The undereducated masses -- and that's what they evidently are, saintly, suffering masses and not people with (constrained, challenging, difficult) choices -- on the other hand, well, that's another story. Remarkably, Dyson treats a criminal who mugged him at gunpoint more charitably than Cosby. When the criminal claims that he's only robbing people to support his wife and three children, Dyson believes every word. Cosby doesn't merit the same kindness. No. With Cosby, there are ulterior motives, and possibly a dash of self-hatred. Again and again, Dyson borders on self-parody, resembling no one so much as a milquetoast dad struggling to prove he's down with the kids.

Because Cosby trafficked in color-blind messages, seeing blackness as merely one aspect of his public identity, Dyson ruthlessly interrogates his decision to stand as a culture warrior so late in the day. Despite having refused to speak as a black leader in the past, Cosby is now drawing on his public capital to attack the vulnerable black poor. So Dyson's story goes. That Cosby's son was killed, that progress for the black poor has been stymied by Dyson's favored politics of resentment, that the universalist goals of the early civil-rights movement have been undermined by white backlash politics -- none of these historical developments matter. Though the world has changed, Cosby is not allowed to change with it. Why? Because Dyson lauds the old Cosby who in an "intelligent and unsparing dissection of white supremacy" declared in a 1969 Playboy interview that "[t]he main white value" is "greed." How edifying, and how bold. Moving beyond this logic is, for Dyson, a step backwards.

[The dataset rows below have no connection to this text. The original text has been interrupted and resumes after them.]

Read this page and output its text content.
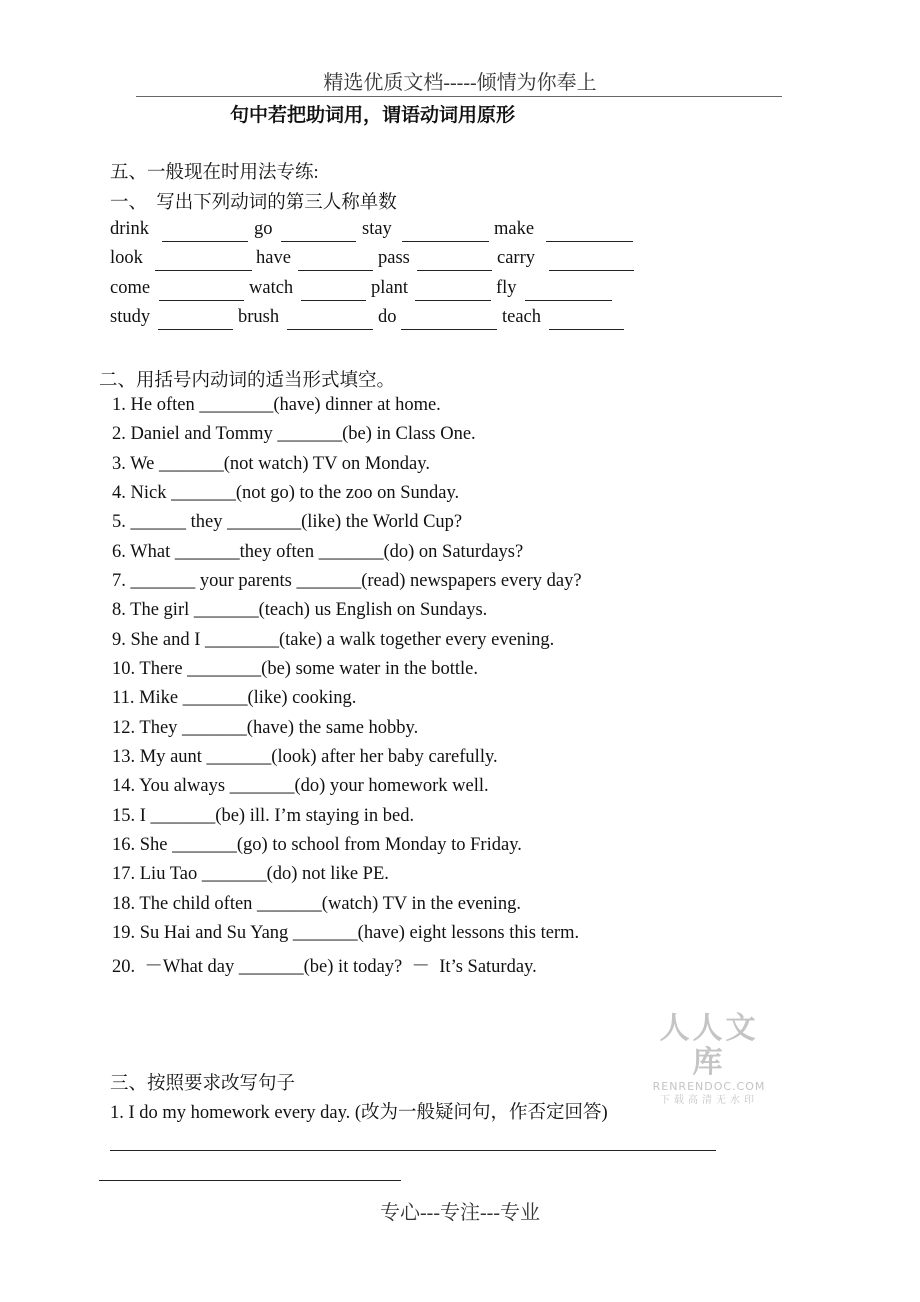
精选优质文档-----倾情为你奉上
句中若把助词用，谓语动词用原形
五、一般现在时用法专练:
一、  写出下列动词的第三人称单数
drink	go	stay	make
look	have	pass	carry
come	watch	plant	fly
study	brush	do	teach
二、用括号内动词的适当形式填空。
1. He often ________(have) dinner at home.
2. Daniel and Tommy _______(be) in Class One.
3. We _______(not watch) TV on Monday.
4. Nick _______(not go) to the zoo on Sunday.
5. ______ they ________(like) the World Cup?
6. What _______they often _______(do) on Saturdays?
7. _______ your parents _______(read) newspapers every day?
8. The girl _______(teach) us English on Sundays.
9. She and I ________(take) a walk together every evening.
10. There ________(be) some water in the bottle.
11. Mike _______(like) cooking.
12. They _______(have) the same hobby.
13. My aunt _______(look) after her baby carefully.
14. You always _______(do) your homework well.
15. I _______(be) ill. I’m staying in bed.
16. She _______(go) to school from Monday to Friday.
17. Liu Tao _______(do) not like PE.
18. The child often _______(watch) TV in the evening.
19. Su Hai and Su Yang _______(have) eight lessons this term.
20.  －What day _______(be) it today?  －  It’s Saturday.
人人文库
RENRENDOC.COM
下载高清无水印
三、按照要求改写句子
1. I do my homework every day. (改为一般疑问句，作否定回答)
专心---专注---专业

One could go on with an "unsparing dissection" of this self-congratulatory dispatch from the Ivory Tower. Instead, I'll close with an observation. Dyson's most admirable quality is his sympathy with the plight of incarcerated black men, most of whom find themselves with little in the way of job opportunities after being released from prison. This inevitably leads to involvement in the underground economy, which in turn leads to more jail time or possibly death. Thanks to draconian drug laws and a system of family law that makes life for young black fathers exceedingly difficult, the U.S. warehouses an alarmingly high proportion of its population in prisons. Helping ex-convicts build better lives ought to be our top policy priority. But as Bill Cosby understands, policy isn't the only thing. "Where were you when he was two?" Cosby asks. "Where were you when he was twelve? Where were you when he was eighteen, and how come you don't know he had a pistol?" What Cosby knows is that while more decent and humane policies can make a difference, parenting matters and communities matter. Real lives are at stake, and a sense of moral urgency about even the most personal decisions is the only appropriate response. All the populist posturing in the world won't change that.